If we are saying that the encounter's aren't as complex as WoW's that's a fair criticism, and but I do feel like many of the GW2 dungeons have some interesting fights and situations that a person might want to try before judging. Not only that, but "isn't reactive" compared to what? SWTOR? WoW? Both are games where during leveling a person can basically sit still and spam a priority rotation (hell, you can do this against most bosses). GW2 requires dodging, kiting, crowd-control in almost every fight. Playing my thief I feel more like I am in a 2D fighter than an MMO. With my elementalist I am constantly moving around to give the best position and where I stand MATTERS. I am finding it hard to believe that SWTOR or WoW are "more" reactive or intense than GW2; especially given my experience with the aforementioned pair.

"There's no story..." or "The story is bad..."

This is one I am not really going to touch because I do not feel personally qualified to judge it outside of being 'someone with an opinion' (those are rare!). Frankly, I don't find the story thus far to be any better or worse than what I encountered in SWTOR or WoW, and the voice acting gets the message across. Sure it's not going to win an Oscar, but it's a level higher in immersion when the NPC's talk to my character directly as opposed to me ignoring scanning quest text to see what is happening. 

"Downleveling means I never feel powerful..."

A common complaint I have seen is the claim that one's character never feels "more powerful" because you can never drive-by a wolf and hit it for 6000 times its health because it's level 1 and you're level 80. But to me, the "downleveling" system feels more "realistic". Every Undead zombie I encounter will be approximately the same power level. A wolf in one zone is just as tough as the ones in another zone despite a 40 level difference. Levels still gate "where" you can go, and one can gauge their power by what zones you are high enough level to visit.

I feel like those leveling this criticism are just used to a WoW paradigm, but in Guild Wars 1, players spent a majority of the game at "max" level so never really increased in power throughout. Furthermore, this downleveling is pivotal to making the game work. Imagine how much of a disaster it would be if level 80's could come to the newbie zones and stomp their way through all the events, denying newbies experience.

Instead, this system means that I can take any of my characters and play with my friends, which to me is vastly more important than being able to solo a low level instance or stroll through a newbie zone like some kind of demigod.

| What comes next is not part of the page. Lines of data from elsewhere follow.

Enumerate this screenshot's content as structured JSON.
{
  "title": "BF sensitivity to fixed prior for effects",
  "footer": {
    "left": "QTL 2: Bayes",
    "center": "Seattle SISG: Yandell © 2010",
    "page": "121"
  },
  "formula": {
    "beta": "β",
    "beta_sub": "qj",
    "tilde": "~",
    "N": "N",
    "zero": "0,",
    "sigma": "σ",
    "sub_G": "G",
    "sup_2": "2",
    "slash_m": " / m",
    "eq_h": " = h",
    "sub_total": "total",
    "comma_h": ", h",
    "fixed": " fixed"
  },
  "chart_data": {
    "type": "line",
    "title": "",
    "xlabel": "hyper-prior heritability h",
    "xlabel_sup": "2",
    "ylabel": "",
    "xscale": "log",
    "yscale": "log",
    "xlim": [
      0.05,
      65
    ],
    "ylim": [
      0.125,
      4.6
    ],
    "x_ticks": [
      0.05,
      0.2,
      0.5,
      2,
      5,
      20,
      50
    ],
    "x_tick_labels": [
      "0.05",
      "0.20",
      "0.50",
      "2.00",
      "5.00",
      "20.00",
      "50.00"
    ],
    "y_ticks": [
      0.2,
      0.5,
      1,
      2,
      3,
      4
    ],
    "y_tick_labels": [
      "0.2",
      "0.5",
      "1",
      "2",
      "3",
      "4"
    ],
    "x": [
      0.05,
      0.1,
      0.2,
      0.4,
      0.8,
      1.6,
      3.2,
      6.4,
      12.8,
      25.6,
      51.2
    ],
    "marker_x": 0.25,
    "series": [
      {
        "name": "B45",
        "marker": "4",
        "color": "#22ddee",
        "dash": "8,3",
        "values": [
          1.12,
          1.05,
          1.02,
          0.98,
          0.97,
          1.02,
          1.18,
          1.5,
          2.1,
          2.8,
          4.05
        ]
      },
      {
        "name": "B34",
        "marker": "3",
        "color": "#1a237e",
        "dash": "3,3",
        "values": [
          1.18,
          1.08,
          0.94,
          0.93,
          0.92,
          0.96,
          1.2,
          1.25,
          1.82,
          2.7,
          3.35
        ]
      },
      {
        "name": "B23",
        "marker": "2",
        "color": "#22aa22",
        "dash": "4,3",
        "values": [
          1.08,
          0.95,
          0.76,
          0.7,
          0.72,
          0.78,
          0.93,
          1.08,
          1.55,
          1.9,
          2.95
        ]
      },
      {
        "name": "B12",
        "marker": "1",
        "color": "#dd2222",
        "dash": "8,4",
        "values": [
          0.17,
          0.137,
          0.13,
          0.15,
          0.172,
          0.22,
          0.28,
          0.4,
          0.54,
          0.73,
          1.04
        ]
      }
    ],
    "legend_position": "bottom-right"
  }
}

After playing this, the "power difference" issues in games like WoW, where a high level player can stomp through low level zones, feels like more of a relic to me; a paradigm that only existed because we didn't yet have something better.

Conclusion

Being fair, I know this post comes off as me rushing to ANet's defense clad in my fanboy attire. Yet I do not deny that the game has issues; the lack of clear endgame goals can be confusing, the lack of raiding I miss. There are still plenty of bugged skillpoints and events that stall. The economy has some bumps. There are some issues with being able to farm. Some classes do need some balance tweaks. Those are all legitimate complaints, but speak more towards "tweaks" than the fundamentals of the game (that determine if it is fun in the long-run) which would justify the game being irreparably bad. If bugs doomed a game, Skyrim would have failed its way to the center of the Earth. Much like Skyrim, if you can look past the minor issues in GW2, the fun is there.

The game has its faults, and those are fair game, but I also feel that this vibe of "I hate it because it was hyped" is unfair. If you aren't enjoying it that's fine, but so many of these reasons feel like someone's vain attempts to justify that they just don't want to enjoy it.